Vendredi, ce sont tous ces paramètres que les députés devront évaluer. Concrètement, il s’agira de voter pour ou contre la volonté du Conseil d’Etat de déclasser les parcelles concernées. En créant un minuscule îlot industriel dans la zone agricole de la Champagne, la Sablière du Cannelet pourrait entrer dans les clous de la légalité. Signe que la question est délicate, la Commission de l’environnement avait par le passé rendu un préavis négatif; elle est désormais contredite par la Commission d’aménagement du canton, qui s’est prononcée en faveur du déclassement. Avec un taux d’abstention particulièrement élevé (quatre voix sur treize).

«République bananière»

Depuis que le rapport de la Commission a été rendu public, la commune d’Avusy se sent toujours plus seule. Pourtant, elle bénéficie de pétitions largement signées, de votes unanimes du Conseil municipal, des soutiens de Pro Natura – mais le WWF est dans l’autre camp –, d’AgriGenève et de plusieurs communes. «Nous n’avons rien contre l’entreprise, mais il est inacceptable que l’Etat cautionne une situation illégale», tempête le maire, René Jemmely. Le conseiller municipal Olivier Jungo est plus virulent encore: «Le schéma auquel nous assistons est digne d’une république bananière: on change la loi pour permettre à une entreprise de régulariser sa situation.»

De l’autre côté, Richard Maury, patron de Maury Transports et de la Sablière du Cannelet, répète qu’il n’y a d’autre alternative que le déclassement des terrains dont il est le propriétaire. Dans le cas contraire, l’entrepreneur brandit la menace de la fermeture et des licenciements. «C’est un choix politique et le Conseil d’Etat ne s’est pas trompé en proposant le déclassement. Genève a un territoire trop exigu pour dupliquer notre activité de recyclage. La seule solution serait de faire appel à des gravières françaises. Est-ce qu’on veut allonger les trajets des camions et remplacer les emplois locaux par des emplois de l’autre côté de la frontière?»

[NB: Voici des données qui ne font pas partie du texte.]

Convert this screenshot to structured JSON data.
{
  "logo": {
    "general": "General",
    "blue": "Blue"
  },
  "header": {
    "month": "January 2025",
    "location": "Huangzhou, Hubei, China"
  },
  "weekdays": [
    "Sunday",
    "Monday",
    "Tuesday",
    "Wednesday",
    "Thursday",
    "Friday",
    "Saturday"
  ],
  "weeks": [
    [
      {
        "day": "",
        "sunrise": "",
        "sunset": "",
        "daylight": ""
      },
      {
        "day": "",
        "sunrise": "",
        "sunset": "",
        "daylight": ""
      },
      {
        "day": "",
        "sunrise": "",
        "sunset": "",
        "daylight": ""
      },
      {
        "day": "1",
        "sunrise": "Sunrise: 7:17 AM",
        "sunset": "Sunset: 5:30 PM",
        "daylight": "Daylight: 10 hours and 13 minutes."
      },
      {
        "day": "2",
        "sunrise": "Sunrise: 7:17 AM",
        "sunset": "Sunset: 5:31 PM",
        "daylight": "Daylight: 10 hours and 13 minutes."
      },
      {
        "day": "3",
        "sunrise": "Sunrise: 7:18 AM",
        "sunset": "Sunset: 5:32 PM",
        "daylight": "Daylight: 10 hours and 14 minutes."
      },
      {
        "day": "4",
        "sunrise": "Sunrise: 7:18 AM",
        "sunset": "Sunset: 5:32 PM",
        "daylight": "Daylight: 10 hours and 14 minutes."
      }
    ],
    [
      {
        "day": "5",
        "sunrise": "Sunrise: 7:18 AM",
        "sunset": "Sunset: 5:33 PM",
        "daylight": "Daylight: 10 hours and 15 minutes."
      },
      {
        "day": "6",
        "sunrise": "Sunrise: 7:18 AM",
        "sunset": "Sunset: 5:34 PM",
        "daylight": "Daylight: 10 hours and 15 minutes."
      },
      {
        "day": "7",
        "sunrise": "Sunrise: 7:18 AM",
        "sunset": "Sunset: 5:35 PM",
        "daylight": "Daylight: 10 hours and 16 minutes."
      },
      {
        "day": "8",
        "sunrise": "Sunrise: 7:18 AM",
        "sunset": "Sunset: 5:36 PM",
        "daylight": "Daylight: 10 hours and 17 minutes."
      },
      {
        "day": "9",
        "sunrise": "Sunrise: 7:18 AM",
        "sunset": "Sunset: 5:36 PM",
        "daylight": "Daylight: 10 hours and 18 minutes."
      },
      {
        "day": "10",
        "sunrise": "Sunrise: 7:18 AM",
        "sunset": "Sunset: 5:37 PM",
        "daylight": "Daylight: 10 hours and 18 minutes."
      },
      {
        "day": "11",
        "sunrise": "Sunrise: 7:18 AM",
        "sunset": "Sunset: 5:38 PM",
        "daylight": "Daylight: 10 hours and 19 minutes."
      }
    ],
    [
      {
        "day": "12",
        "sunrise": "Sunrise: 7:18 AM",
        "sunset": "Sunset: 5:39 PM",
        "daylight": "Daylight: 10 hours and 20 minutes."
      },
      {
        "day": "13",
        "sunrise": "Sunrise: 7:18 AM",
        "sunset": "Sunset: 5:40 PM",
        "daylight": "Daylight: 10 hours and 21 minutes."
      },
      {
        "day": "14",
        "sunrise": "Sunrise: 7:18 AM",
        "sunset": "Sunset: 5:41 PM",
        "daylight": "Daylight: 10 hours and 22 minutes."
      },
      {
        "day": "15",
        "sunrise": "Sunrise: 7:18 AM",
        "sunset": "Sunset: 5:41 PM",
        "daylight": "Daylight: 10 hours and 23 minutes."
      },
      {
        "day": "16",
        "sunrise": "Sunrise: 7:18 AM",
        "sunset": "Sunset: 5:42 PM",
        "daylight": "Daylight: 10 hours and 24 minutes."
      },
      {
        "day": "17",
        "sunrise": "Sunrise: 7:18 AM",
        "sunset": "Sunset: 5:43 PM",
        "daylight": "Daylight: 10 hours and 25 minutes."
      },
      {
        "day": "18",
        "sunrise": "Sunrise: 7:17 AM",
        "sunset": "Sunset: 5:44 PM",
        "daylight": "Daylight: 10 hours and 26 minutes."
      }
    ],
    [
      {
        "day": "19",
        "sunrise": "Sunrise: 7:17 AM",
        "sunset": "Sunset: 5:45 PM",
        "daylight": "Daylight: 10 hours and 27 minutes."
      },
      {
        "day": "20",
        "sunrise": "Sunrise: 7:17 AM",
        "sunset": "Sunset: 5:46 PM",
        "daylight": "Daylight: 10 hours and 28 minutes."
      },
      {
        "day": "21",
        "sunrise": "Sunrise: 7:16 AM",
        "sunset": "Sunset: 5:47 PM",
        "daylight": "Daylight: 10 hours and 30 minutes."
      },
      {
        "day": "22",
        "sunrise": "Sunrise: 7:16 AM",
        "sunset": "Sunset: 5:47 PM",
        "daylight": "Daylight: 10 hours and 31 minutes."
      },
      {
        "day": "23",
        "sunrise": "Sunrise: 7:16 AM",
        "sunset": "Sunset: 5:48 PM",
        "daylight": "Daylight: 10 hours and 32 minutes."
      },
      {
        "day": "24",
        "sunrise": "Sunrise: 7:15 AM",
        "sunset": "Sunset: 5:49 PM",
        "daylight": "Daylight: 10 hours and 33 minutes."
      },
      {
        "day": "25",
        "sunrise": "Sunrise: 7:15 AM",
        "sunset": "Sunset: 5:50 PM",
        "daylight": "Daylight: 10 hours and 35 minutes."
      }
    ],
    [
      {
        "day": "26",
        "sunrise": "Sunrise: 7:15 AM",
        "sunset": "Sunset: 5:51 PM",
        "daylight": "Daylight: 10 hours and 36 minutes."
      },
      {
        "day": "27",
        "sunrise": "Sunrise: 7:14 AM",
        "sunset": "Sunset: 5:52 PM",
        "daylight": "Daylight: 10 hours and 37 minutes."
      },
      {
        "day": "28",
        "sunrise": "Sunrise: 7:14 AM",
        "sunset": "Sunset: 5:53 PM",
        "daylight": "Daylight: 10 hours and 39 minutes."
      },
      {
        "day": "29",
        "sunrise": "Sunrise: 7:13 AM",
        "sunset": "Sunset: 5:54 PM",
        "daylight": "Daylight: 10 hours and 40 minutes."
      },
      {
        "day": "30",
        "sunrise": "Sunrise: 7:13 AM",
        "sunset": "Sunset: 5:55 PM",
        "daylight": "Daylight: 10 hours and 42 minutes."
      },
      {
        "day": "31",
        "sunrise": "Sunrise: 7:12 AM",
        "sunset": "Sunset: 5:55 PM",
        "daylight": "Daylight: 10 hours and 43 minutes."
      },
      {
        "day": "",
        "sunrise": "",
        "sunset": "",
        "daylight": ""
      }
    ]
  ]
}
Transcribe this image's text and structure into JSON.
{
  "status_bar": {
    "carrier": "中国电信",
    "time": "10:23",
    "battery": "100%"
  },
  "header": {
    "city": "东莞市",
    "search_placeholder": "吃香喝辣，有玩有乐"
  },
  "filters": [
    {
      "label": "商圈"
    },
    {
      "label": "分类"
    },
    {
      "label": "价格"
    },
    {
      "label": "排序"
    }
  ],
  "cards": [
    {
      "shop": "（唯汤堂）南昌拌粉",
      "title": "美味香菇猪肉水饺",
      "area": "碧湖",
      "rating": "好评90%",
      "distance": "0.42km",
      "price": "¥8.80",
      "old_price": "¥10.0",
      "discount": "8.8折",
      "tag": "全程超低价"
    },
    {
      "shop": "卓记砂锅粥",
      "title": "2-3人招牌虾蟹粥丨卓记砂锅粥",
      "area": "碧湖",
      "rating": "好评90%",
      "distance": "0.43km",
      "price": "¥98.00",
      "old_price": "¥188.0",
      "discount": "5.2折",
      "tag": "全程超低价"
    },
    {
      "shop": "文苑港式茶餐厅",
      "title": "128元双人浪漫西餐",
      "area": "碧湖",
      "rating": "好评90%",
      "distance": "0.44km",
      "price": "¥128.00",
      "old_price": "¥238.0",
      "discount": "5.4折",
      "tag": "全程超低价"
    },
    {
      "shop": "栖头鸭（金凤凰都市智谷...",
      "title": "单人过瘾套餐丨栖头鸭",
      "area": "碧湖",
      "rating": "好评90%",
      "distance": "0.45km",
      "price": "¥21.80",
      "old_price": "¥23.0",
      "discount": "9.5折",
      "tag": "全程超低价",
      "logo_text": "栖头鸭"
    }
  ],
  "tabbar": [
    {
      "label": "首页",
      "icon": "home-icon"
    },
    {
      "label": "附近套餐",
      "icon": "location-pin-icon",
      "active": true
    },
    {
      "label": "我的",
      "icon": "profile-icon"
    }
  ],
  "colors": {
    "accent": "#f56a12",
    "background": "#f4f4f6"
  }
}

Dans ce contexte, le chef d’entreprise et les autorités de la commune entretiennent des relations tendues. Pour René Jemmely, la réaffectation des parcelles agricoles en terrains industriels permettrait à leur propriétaire de réaliser une plus-value foncière de plus de 3 millions de francs. Ce à quoi Richard Maury rétorque: «Je veux continuer de travailler, pas vendre le terrain! J’ai même proposé un droit de préemption en faveur de la commune au prix du terrain en zone agricole.»

L’embarras de l’Etat

En réalité, on ne peut réduire la saga de la Sablière du Cannelet à un conflit entre une commune et une entreprise installée sur son territoire. Il s’agit d’une question d’Etat. Car au-delà des parcelles agricoles d’Avusy, le canton fait face à une pénurie de décharges et de sites de recyclage. Alors que l’on creuse pour construire — CEVA, nouveaux quartiers… — les lieux de traitement des gravats de chantier font cruellement défaut. Dit autrement, la Sablière du Cannelet, bien que fonctionnant sans autorisation d’exploiter, rend un service à l’Etat. En témoignent ces mots d’Antonio Hodgers lors de son audition par la Commission d’aménagement du canton: «L’ambiguïté réside dans le fait qu’il s’agit d’une entreprise privée mais d’intérêt public. On aurait été plus sévère avec une entreprise privée d’un autre type. Voilà l’embarras du Conseil d’Etat, qui recommande la régularisation.»

Quelle réponse les députés vont-ils donner à cet «embarras» la semaine prochaine? Pour l’heure, seuls les procès-verbaux de commission donnent un avant-goût. Etonnamment, les membres du PLR ont cessé de soutenir le déclassement et se sont abstenus, tout comme le seul représentant socialiste. Mais les soutiens au projet du Conseil d’Etat sont majoritaires: ils émanent d’Ensemble à Gauche, des Verts, du PDC, du MCG et de l’UDC.

De quoi inquiéter les autorités d’Avusy, prêtes à prolonger le combat: «S’il le faut, nous contesterons la décision jusqu’au Tribunal fédéral.»